Great Read. Liked the Red Green nod at the end there 🍁 ;).

"Instead I kind of just test played the game over and over and got a feeling for how much time should pass until the next station appeared."

Yeah, this is one of the hardest things to figure out. While animation will always be incredibly tedious, it might've been just as equally hard to figure out, how to achieve the same effect, while also trying to queue up these transitions, through player interaction sequences.

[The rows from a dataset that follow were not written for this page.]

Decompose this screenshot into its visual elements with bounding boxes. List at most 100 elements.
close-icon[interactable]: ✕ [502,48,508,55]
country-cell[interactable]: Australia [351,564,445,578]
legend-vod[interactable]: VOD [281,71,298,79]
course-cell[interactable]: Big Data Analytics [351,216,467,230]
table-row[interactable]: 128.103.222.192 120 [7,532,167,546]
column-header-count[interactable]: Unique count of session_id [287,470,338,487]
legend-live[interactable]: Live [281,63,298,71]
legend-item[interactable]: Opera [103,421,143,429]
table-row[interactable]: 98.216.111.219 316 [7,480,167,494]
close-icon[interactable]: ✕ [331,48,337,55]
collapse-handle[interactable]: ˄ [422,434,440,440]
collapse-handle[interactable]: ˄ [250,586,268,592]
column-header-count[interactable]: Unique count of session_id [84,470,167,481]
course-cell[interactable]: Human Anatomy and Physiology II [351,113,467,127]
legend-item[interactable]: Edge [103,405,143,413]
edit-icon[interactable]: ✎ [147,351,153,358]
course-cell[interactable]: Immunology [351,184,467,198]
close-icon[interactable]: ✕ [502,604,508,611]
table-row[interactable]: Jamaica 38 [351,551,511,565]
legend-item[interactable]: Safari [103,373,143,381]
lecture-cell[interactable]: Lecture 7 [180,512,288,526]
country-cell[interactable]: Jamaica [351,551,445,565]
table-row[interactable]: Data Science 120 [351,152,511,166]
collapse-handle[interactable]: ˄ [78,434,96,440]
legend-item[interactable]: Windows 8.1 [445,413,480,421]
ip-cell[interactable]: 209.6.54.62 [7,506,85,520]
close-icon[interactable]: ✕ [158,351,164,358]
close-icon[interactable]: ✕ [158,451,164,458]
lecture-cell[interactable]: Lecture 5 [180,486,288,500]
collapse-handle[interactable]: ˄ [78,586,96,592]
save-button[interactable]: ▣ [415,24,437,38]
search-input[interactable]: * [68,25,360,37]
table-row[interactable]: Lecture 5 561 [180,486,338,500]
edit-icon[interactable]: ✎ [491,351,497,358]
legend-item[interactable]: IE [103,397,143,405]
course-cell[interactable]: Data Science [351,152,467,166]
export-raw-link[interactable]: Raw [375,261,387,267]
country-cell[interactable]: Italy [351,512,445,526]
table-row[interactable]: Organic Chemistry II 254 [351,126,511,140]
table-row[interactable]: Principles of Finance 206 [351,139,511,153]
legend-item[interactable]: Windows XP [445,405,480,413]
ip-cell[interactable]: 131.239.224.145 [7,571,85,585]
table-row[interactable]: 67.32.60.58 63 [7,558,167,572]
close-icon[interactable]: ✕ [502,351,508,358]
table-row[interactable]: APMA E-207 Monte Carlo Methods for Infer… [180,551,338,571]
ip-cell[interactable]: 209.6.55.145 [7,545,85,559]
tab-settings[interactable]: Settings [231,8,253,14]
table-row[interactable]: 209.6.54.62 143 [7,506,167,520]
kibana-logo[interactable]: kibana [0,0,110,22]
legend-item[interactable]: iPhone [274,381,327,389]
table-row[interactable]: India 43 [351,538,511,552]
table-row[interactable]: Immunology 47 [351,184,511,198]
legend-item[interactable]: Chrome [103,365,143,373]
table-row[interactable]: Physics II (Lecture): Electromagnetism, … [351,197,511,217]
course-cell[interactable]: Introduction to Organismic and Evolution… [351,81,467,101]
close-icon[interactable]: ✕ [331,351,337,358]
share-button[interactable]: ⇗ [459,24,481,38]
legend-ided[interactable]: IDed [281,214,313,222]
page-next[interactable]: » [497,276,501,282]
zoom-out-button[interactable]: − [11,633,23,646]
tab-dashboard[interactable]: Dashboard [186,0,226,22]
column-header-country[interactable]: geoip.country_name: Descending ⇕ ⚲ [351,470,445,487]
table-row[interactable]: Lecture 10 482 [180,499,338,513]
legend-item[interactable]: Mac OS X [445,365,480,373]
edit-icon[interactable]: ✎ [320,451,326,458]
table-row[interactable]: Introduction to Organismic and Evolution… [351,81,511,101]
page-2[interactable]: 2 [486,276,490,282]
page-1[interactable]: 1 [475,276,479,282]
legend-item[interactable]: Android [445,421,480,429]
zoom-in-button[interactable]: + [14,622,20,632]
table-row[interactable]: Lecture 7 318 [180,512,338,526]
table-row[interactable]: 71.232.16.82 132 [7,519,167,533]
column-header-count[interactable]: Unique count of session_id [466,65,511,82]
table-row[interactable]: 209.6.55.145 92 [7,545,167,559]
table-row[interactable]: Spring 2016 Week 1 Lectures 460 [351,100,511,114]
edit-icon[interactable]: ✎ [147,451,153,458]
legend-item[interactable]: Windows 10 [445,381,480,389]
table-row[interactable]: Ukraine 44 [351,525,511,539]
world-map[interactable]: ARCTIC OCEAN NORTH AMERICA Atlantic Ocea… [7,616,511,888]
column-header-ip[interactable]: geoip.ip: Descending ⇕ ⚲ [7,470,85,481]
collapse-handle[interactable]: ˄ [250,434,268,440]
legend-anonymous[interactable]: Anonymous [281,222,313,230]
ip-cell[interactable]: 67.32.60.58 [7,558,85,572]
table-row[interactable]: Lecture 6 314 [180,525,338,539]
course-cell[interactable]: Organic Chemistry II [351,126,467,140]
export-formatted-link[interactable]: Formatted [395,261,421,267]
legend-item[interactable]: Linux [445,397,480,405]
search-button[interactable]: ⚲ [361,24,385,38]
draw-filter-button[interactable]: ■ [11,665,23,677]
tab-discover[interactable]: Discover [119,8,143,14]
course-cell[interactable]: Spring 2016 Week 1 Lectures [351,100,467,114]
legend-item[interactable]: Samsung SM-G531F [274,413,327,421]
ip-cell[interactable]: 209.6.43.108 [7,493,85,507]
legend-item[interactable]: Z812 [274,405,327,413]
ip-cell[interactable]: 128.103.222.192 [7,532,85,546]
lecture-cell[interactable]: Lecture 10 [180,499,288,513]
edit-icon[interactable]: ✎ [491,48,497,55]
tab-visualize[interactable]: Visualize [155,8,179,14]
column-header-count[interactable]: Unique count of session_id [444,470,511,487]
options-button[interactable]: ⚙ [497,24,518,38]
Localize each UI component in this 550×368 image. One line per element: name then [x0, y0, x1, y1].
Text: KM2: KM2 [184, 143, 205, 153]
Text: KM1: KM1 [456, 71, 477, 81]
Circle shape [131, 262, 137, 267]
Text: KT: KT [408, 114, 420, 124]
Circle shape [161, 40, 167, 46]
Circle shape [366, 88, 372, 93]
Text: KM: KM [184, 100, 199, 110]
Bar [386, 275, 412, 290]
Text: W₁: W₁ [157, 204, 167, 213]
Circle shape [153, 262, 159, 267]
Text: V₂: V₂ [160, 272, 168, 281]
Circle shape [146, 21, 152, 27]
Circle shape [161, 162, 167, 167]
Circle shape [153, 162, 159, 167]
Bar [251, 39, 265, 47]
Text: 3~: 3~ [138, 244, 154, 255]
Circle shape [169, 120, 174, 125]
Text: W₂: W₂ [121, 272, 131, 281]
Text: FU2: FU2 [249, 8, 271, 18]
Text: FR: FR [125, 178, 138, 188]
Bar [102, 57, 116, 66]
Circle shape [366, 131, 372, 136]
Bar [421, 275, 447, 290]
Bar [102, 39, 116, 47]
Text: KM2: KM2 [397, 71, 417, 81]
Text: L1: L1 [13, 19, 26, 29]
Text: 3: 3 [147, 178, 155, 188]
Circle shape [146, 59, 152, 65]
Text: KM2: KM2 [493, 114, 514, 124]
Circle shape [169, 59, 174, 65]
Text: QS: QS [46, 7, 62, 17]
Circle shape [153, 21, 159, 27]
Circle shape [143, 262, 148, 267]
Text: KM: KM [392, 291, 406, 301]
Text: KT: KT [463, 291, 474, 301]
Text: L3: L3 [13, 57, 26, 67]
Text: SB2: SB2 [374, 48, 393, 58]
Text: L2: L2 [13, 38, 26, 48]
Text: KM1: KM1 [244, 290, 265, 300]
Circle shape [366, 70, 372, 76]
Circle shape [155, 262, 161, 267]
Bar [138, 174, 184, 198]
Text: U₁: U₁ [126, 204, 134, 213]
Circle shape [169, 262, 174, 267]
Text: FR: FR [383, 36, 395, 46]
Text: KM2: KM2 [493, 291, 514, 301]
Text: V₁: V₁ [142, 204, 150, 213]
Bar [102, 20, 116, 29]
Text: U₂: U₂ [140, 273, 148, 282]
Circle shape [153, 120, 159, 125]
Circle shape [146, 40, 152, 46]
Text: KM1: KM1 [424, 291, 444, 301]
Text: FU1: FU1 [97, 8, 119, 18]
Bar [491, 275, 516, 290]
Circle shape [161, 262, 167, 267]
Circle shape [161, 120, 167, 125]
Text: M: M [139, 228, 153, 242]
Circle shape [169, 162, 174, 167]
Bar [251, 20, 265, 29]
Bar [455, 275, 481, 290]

Like, you may have had a game that could've been finished in less than 8 minutes. But it probably would've taken longer than 5 weeks to make, just trying to figure out, through planning and polishing, how each sequence would move on it's own after each player interaction - but this is definitely worth researching for future projects, so if you do plan to use this idea again down the road, you'll know how to and be able to do that very quickly.

Looking forward to more with what you're working on. I remember talking to SplashKhat and even though he mostly worked with 2D sprites in his Newgrounds shorts, he desperately wanted to move on to something that would allow him to work in 3D, because it would have offered him more control over, not only the perspective but the composition of his movies.

Stuff like Grandia, Thousand Arms and Xenogears, even though those games still utilized 2D sprites, involved a lot of 3D camera work, and often that 3D camera work, gave a better sense of emotion in a particular scene than what 2D or FMV could do alone.

2D in a 3D environment, might be the route worth exploring. Looking forward to what you work on next.